The example has multiple _window_sum_2d implementations such as _window_sum_2d_conv, _window_sum_2d_int and _window_sum_2d_raw. The _window_sum_2d is set to one of them as a reference before calling match_template.
The _window_sum_2d_raw implementation is a slow direct implementation that is supposed to work as a reference. Based on the last test it seems to work better than the other implementations.
Any news on this? I observed values larger than one with scikit-image version 0.14.2.
@bitzl thanks for surfacing this. It doesn't look like it was ever resolved. I agree with @stefanv though — the quick fix of using a standard convolution is just a band-aid, and a computationally expensive one at that. Our integral image code is used elsewhere and we really need to ensure it's accurate.
This paper seems relevant. Anyone interested, please email me if you don't have access to it:
https://ieeexplore.ieee.org/document/8249556
Surprisingly, we use the algorithm they call MRCLSEQ, which has decent numerical accuracy compared to the naive implementation. However there is an order of magnitude accuracy improvement by using the hierarchical "sweep" algorithms, so it might be worth implementing those.
I intend to work on this but it might take a while... Contributions would be welcome!

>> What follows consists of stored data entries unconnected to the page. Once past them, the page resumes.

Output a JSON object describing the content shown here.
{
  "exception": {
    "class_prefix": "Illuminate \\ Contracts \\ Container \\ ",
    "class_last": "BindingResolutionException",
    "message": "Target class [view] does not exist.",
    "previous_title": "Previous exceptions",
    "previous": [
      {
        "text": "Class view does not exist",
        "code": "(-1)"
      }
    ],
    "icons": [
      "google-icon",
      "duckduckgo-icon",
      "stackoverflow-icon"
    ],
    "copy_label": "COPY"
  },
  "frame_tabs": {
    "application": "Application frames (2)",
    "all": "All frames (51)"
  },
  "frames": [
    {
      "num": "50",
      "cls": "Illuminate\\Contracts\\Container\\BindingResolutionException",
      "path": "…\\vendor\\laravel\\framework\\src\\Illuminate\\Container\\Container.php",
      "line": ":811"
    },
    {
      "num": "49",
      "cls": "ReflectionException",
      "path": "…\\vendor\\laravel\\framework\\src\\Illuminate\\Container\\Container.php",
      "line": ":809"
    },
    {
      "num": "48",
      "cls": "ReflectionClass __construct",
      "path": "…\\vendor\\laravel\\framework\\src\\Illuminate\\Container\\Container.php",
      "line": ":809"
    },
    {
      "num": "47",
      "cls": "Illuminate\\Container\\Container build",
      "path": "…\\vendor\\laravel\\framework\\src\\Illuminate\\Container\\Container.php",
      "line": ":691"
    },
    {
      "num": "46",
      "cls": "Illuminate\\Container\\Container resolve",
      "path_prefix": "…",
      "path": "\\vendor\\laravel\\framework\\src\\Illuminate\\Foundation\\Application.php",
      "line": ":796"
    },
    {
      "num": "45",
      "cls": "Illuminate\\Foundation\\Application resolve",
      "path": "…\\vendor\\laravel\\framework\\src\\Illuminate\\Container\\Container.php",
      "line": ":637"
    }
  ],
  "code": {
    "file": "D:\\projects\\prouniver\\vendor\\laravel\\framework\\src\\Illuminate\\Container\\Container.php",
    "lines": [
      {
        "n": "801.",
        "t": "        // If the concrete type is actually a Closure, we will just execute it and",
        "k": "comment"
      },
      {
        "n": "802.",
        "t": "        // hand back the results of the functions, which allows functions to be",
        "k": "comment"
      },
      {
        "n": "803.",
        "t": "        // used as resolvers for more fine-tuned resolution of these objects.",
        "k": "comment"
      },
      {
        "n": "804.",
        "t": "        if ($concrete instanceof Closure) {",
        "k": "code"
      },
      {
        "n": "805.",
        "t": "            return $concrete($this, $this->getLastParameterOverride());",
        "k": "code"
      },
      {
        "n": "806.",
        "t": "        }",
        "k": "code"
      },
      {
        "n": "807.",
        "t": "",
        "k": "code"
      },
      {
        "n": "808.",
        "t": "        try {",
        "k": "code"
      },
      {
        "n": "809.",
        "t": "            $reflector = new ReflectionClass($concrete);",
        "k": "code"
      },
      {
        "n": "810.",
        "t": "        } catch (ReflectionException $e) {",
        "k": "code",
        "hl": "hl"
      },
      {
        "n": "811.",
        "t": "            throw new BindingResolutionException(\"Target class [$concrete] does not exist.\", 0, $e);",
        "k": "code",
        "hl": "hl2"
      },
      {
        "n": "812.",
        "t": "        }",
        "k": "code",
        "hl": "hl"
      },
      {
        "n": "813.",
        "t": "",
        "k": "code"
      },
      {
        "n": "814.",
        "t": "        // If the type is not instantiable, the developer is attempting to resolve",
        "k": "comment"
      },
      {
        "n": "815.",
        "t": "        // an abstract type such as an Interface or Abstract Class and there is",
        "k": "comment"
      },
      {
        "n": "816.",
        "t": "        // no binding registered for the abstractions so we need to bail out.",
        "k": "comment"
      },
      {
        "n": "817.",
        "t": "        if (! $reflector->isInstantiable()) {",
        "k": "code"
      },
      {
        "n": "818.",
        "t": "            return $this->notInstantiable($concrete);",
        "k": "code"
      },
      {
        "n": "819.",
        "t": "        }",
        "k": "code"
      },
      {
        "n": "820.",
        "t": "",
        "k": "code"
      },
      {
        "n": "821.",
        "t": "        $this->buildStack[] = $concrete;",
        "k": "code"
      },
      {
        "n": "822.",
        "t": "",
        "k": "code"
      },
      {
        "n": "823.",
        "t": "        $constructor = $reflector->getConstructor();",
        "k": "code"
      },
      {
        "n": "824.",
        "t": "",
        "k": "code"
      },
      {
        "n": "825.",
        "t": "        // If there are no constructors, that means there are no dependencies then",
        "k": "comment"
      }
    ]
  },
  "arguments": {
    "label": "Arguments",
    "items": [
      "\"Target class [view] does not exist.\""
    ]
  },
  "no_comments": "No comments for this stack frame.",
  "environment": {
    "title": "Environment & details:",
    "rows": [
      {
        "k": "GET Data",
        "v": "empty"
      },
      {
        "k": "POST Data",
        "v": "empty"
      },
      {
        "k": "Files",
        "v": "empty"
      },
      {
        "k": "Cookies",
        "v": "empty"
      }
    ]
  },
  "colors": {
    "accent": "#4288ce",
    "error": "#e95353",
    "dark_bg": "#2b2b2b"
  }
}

The short term easy fix is to use double precision — that will get rid of a bunch of error cases.
Errmm
The short term easy fix is to use double precision — that will get rid of a bunch of error cases.
Nope, we are already using double precision:
https://github.com/scikit-image/scikit-image/blob/6d048c17b96b38979bc689c67609aa29d02a5502/skimage/feature/template.py#L123
Another easy-fix option is a slow_but_accurate flag that can be turned on to use standard convolution, but is off by default...
Can't reproduce
>>> import skimage
>>> skimage.__version__
'0.17.dev0'
>>> from skimage import feature
>>> from skimage import io
>>> template = io.imread('template.png')
>>> image = io.imread('image.png')
>>> peaks = feature.match_template(image, template, pad_input=True, mode='edge')
>>> peaks.min()
-0.566894118051496
>>> peaks.max()
0.9316078746009169
Closing ;-)
@rfezzani we typically don't close when we can't reproduce until the user confirms that their problem has gone away also. In this case, it might be that NumPy has begun using a more accurate summation algorithm. @stefanv do you know whether this is the case?
@zpincus can you still reproduce this issue with current skimage and NumPy?
I for sure been too fast closing this one, sorry... :pray: Reopening!
Need to verify that the failure no longer exists for the example in https://github.com/scikit-image/scikit-image/issues/1712#issuecomment-164779091
OK, I hope that I correctly understood https://github.com/scikit-image/scikit-image/issues/1712#issuecomment-164779091. Here are the results that I obtain
>>> t = np.arange(0, 1024)/1024.
>>> x = np.sin(t*np.pi*5).reshape(-1, 1)
>>> x += np.sin(t*np.pi*11).reshape(-1, 1)*0.5
>>> y = np.sin(t*np.pi*7).reshape(1, -1)
>>> y += np.sin(t*np.pi*4).reshape(1, -1)
>>> img = x.dot(y)
>>> img **= 8
>>> img /= img.max()
>>> img_u8 = skimage.img_as_ubyte(img)
>>> img.shape
(1024, 1024)
>>> peaks = feature.match_template(img, template, pad_input=True, mode='edge')
>>> peaks.min()
-0.4641918323737716
>>> peaks.max()
0.7053328286042656
>>> peaks = feature.match_template(img_u8, template, pad_input=True, mode='edge')
>>> peaks.min()
-0.39587459317094925
>>> peaks.max()
0.7278294380600715
>>> peaks = feature.match_template(img_u8.astype(np.float32), template, pad_input=True, mode='edge')
>>> peaks.max()
0.7278294380600715
>>> peaks.min()
-0.39587459317094925
>>>
Results seems correct.
@rfezzani @stefanv but the failure might be architecture or compiler specific, hence why I wanted to be cautious about closing it.